The best trade off I've seen is what Nokia's S60 (and iOS, or so I've heard) did: have granular permissions like Android, but show a dialog when the app first tries to use them, instead of having a laundry list at installation time.

You're more likely to think twice when you open your flashlight app and it asks "Do you want to allow [Flashlight App] to read all your contacts?"

It that once off or every time? There have been a few Android apps that started off OK and transitioned to spyware.
On iOS it asks the first time the app wants a particular permission but doesn't ask again. If you want to change your initial choice, you can head to Settings and view/change the grants/revokes by permission or by app.
Can't remember. Still, I don't think it matters - if you know an app has turned into spyware, why are you opening it again instead of uninstalling it?
The global filesystem is only a problem if you run lots of closed source/untrustworthy apps. Many of us don't and use the global filesystem very heavily and very much hope it does not go away.
Except for the vast majority of people are not IT experts. The store model is probably vastly safer for the average user.
An average user is a myth. Every kind of average user has its own traits and they differ widely.
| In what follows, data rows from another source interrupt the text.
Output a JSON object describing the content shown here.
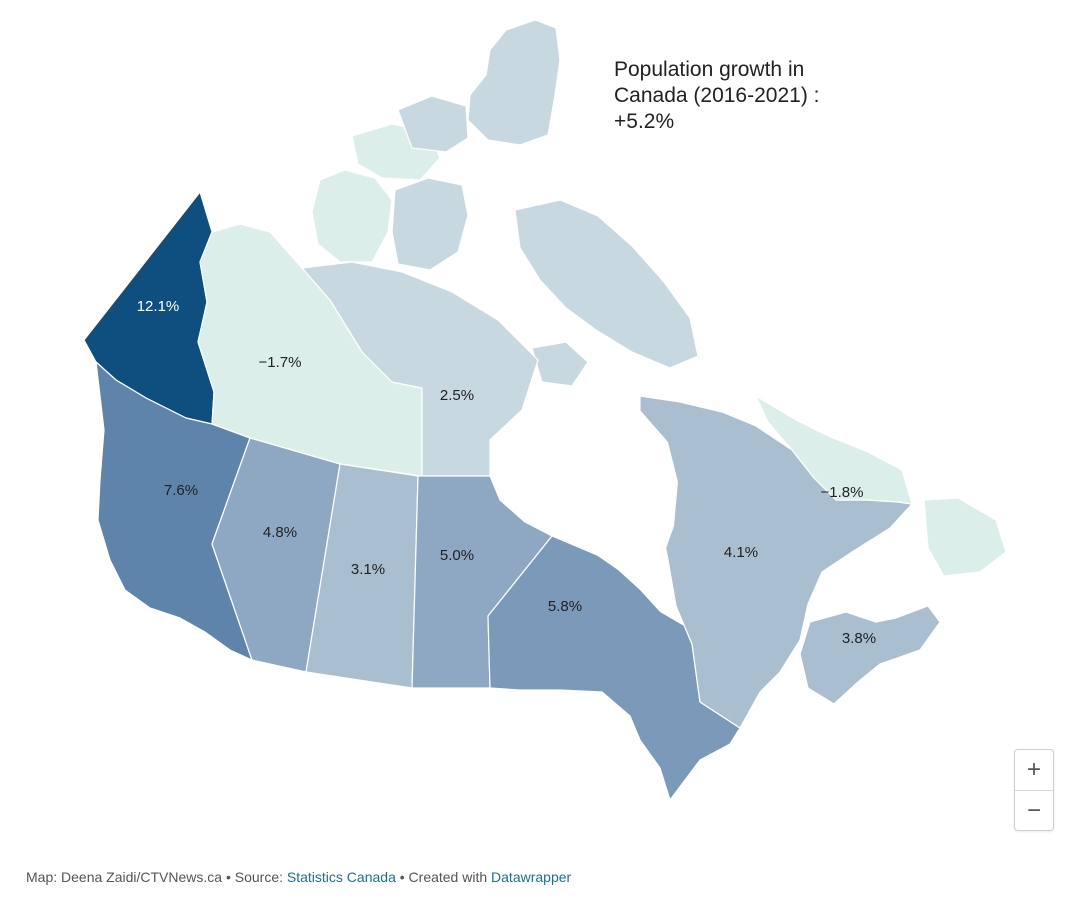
{
  "title": {
    "line1": "Population growth in",
    "line2": "Canada (2016-2021) :",
    "line3": "+5.2%"
  },
  "colors": {
    "scale": [
      "#dbeee9",
      "#c8d8e1",
      "#a9bfcf",
      "#8ea8c3",
      "#7b9ab9",
      "#5f84ab",
      "#0e4f80"
    ],
    "border": "#ffffff",
    "link": "#1a7190"
  },
  "regions": [
    {
      "name": "Yukon",
      "value": 12.1,
      "label": "12.1%"
    },
    {
      "name": "Northwest Territories",
      "value": -1.7,
      "label": "−1.7%"
    },
    {
      "name": "Nunavut",
      "value": 2.5,
      "label": "2.5%"
    },
    {
      "name": "British Columbia",
      "value": 7.6,
      "label": "7.6%"
    },
    {
      "name": "Alberta",
      "value": 4.8,
      "label": "4.8%"
    },
    {
      "name": "Saskatchewan",
      "value": 3.1,
      "label": "3.1%"
    },
    {
      "name": "Manitoba",
      "value": 5.0,
      "label": "5.0%"
    },
    {
      "name": "Ontario",
      "value": 5.8,
      "label": "5.8%"
    },
    {
      "name": "Quebec",
      "value": 4.1,
      "label": "4.1%"
    },
    {
      "name": "Newfoundland and Labrador",
      "value": -1.8,
      "label": "−1.8%"
    },
    {
      "name": "Maritimes",
      "value": 3.8,
      "label": "3.8%"
    }
  ],
  "zoom": {
    "in_label": "+",
    "out_label": "−"
  },
  "footer": {
    "prefix": "Map: Deena Zaidi/CTVNews.ca • Source: ",
    "source_link": "Statistics Canada",
    "middle": " • Created with ",
    "tool_link": "Datawrapper"
  }
}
That's why there is such thing as system settings.

And yes, most desktop users are conscious when they work with files. Windows by default suggests "My Documents" folder as a target destination which is a pretty sane safe choice for all traits of average Joes.

That not the issue though. Programs that plaster your registry full of crap or replace or change os files etc
That can be solved by not requiring admin privileges to install software and getting rid of the registry, which was an awful idea to begin with.
Don't run stuff as root then.
Honestly I think not having a global filesystem makes things harder for the "average user." Most college students aren't going to only keep their word documents in word for example, they need to email them and upload them to tools like blackboard.
this is why shared storages are also needed, where apps can have a common view of some set of data.
You go via the Save/Load dialogs which give access to a file; apps just aren't given non-permission/user-interaction file enumeration by default except for certain directories https://msdn.microsoft.com/en-gb/windows/uwp/files/file-acce...
Sounds like it's not possible to create a custom file manager, or space visualizer or anything like that?
But then all the data people care about will go there. How is that different from /home/user/ ?
In other words: a global filesystem.
Unless you or someone you trust has audited an application, all apps are untrusted and should be given least privileges (e.g. the mobile/UWP model).

Personally I'd suggest that the trade off is whether the risks of global filesystems are worth it in productivity benefits.

For standard users (non IT-professionals) I think they are not and for IT professionals, in most cases, I think they are.

I guess you also only then need a firewall, if you use closed source software. When using OpenSource software you can always be sure that nothing will do unauthorized access to your network, willingly or accidentally...
That's a bit naive... Just two examples

OpenSSL has had 22 vulnerabilities in 2016 so far [1]

Linux has has 336 vulnerabilities in 2016 so far [2]

[1] https://web.nvd.nist.gov/view/vuln/statistics-results?adv_se...

[2] https://web.nvd.nist.gov/view/vuln/statistics-results?adv_se...

I tried to point to the flaw in the parent comment's logic with a sarcastic answer. :)
Average users don't ever know where they are supposed to save their files.

Every time I visit family I get to sort out the files scattered around the hard disk.

Every time I call my mum I have to call my dads mobile first because she can't remember to press the button to hang up. Ther's only so much simplyfying you can do.

Funilly enough, in her 70's now she's taught herself to use a computer and can manage documents in the file system.

I think it's the same tier as global variables: an anti-pattern.